The attackers were later identified in a classified Department of Homeland Security report as being the same Iranian group alleged to have been responsible for attacks on PNC Financial Services Group, SunTrust, and Capital One Financial. The attack was first made public in December 2015 by a Wall Street Journal report. Now, according to a CNN report, the US Department of Justice is preparing to file an indictment against those believed to be behind the intrusion—individuals believed to have been operating at the direction of the Iranian government. Calling the intrusion an "attack" may be a bit of an overstatement—the controls of the dam were not accessed, according to government officials cited anonymously by CNN, and only "back office systems" were penetrated.

The intrusion was made possible by a broadband cellular modem used to connect the small facility to the Internet, and the Bowman Avenue facility was targeted by a network scan for industrial control systems exposed to the Internet. The National Security Agency intercepted the incoming scans from Iran, and passed a list of targeted Internet addresses to the Department of Homeland Security.

The address for the network at the Bowman Avenue Dam was among them—but DHS officials were at first concerned that the attackers were going after the Arthur R.

Bowman Dam near Prineville, Oregon (an irrigation dam with no floodgate controls, making it pretty much impossible to hack with anything short of Internet-connected dynamite).

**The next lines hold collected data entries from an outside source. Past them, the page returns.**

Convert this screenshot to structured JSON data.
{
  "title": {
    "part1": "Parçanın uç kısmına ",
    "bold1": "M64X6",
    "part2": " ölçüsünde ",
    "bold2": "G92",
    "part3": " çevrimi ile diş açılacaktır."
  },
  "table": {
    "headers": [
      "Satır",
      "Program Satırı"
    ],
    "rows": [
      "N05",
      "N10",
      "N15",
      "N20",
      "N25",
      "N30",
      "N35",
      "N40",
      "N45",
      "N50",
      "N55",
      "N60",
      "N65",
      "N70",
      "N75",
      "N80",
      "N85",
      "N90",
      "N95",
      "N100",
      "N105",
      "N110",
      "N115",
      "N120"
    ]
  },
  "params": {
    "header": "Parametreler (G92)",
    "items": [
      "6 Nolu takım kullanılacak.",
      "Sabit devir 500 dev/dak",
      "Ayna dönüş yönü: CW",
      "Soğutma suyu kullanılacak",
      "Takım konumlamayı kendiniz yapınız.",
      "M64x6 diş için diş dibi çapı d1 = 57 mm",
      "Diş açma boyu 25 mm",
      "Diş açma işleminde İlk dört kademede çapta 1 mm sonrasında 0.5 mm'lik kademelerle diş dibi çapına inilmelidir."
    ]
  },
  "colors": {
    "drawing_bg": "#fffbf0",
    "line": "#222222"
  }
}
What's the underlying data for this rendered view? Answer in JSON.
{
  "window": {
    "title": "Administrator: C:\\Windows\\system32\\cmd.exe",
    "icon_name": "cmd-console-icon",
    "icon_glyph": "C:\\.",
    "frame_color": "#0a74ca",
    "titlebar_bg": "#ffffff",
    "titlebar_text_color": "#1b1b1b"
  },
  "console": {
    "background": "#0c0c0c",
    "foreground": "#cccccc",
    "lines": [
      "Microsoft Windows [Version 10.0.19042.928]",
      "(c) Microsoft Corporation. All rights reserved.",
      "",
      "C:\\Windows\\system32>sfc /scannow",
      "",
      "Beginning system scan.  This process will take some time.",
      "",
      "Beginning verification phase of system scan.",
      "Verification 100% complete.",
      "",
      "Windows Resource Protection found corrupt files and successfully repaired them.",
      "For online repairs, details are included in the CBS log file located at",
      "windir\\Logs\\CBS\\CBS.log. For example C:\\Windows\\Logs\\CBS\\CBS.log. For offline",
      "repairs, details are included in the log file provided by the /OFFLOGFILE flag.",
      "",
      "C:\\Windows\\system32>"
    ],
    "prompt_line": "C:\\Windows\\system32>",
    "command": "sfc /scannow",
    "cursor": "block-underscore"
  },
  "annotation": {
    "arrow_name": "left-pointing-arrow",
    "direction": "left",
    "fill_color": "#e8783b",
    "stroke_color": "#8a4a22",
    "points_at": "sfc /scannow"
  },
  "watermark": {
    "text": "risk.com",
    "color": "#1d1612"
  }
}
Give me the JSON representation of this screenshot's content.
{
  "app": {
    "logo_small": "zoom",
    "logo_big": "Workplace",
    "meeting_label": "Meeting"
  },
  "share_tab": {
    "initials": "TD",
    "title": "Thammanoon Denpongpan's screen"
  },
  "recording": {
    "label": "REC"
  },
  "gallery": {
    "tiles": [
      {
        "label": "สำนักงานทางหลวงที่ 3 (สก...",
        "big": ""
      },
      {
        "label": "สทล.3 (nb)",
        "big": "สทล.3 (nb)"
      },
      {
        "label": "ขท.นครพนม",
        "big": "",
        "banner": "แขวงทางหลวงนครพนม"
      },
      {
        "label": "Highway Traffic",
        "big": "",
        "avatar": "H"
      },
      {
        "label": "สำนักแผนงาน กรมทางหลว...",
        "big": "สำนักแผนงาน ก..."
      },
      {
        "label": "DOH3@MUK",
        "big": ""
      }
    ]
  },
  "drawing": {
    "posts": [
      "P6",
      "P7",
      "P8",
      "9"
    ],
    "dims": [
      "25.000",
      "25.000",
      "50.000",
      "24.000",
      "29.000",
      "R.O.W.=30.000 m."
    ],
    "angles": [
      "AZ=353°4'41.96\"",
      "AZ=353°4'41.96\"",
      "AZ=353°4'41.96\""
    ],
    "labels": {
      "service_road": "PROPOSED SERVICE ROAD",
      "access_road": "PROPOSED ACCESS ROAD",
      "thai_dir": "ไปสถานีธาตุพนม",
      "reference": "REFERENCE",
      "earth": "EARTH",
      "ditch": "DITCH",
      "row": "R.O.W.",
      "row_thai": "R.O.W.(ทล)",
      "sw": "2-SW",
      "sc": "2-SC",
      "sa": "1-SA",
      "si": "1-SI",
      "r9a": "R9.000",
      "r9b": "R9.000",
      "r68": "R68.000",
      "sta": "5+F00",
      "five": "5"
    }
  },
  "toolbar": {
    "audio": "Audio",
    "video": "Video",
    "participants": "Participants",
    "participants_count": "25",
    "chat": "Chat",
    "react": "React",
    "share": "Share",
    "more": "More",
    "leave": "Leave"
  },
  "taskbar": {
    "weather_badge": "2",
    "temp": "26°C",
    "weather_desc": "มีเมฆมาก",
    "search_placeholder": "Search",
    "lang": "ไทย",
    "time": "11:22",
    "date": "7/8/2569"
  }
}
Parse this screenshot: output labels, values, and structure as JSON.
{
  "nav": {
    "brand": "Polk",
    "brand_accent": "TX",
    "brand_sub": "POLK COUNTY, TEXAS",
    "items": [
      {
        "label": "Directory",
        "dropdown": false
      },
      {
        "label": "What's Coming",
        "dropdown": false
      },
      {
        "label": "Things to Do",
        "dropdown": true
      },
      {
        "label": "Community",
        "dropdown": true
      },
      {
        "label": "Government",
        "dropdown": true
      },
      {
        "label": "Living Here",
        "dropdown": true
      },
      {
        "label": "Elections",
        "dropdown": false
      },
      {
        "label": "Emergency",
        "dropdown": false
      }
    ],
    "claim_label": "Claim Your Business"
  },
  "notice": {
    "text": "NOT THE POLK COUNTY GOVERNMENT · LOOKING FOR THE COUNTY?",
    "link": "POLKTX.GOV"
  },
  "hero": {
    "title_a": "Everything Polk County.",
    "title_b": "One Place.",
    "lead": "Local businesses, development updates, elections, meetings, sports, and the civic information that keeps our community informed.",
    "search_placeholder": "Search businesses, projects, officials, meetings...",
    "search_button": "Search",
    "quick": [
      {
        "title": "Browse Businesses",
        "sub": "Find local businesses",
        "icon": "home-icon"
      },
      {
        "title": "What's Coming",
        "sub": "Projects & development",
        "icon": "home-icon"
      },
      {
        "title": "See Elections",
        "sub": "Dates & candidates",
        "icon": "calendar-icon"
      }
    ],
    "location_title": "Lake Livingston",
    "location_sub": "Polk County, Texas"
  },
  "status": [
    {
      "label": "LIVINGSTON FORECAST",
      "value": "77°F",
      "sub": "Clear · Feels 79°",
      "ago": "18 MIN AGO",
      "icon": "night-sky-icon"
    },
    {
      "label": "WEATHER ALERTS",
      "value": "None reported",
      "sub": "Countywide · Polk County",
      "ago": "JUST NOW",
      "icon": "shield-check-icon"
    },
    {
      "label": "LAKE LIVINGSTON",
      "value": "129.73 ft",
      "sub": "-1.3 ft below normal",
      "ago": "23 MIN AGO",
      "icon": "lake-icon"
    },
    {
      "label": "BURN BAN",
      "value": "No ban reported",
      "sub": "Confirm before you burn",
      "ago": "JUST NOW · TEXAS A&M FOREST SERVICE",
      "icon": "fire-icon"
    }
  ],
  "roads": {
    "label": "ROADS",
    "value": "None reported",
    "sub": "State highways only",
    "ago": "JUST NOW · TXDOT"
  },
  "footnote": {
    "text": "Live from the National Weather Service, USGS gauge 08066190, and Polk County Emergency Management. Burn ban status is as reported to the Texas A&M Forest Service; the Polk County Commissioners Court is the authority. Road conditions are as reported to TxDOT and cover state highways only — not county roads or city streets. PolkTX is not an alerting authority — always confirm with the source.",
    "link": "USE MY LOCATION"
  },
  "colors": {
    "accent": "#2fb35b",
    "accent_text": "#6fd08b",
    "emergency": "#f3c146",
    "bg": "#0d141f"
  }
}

Eventually the IP address involved was traced to the small flood control dam in Rye. However, eager to "name and shame" state-sanctioned intrusions and attacks on US critical infrastructure, the DHS and Department of Justice have decided to move forward three years later with a case against those believed to be behind the Bowman Avenue hack. When asked about the pending case, Department of Justice spokesperson Marc Raimondi said in written statement to CNN that the DOJ takes "malicious activity in cyberspace seriously, and we will continue to use all the tools at our disposal to prevent, deter, detect, counter and mitigate such activity."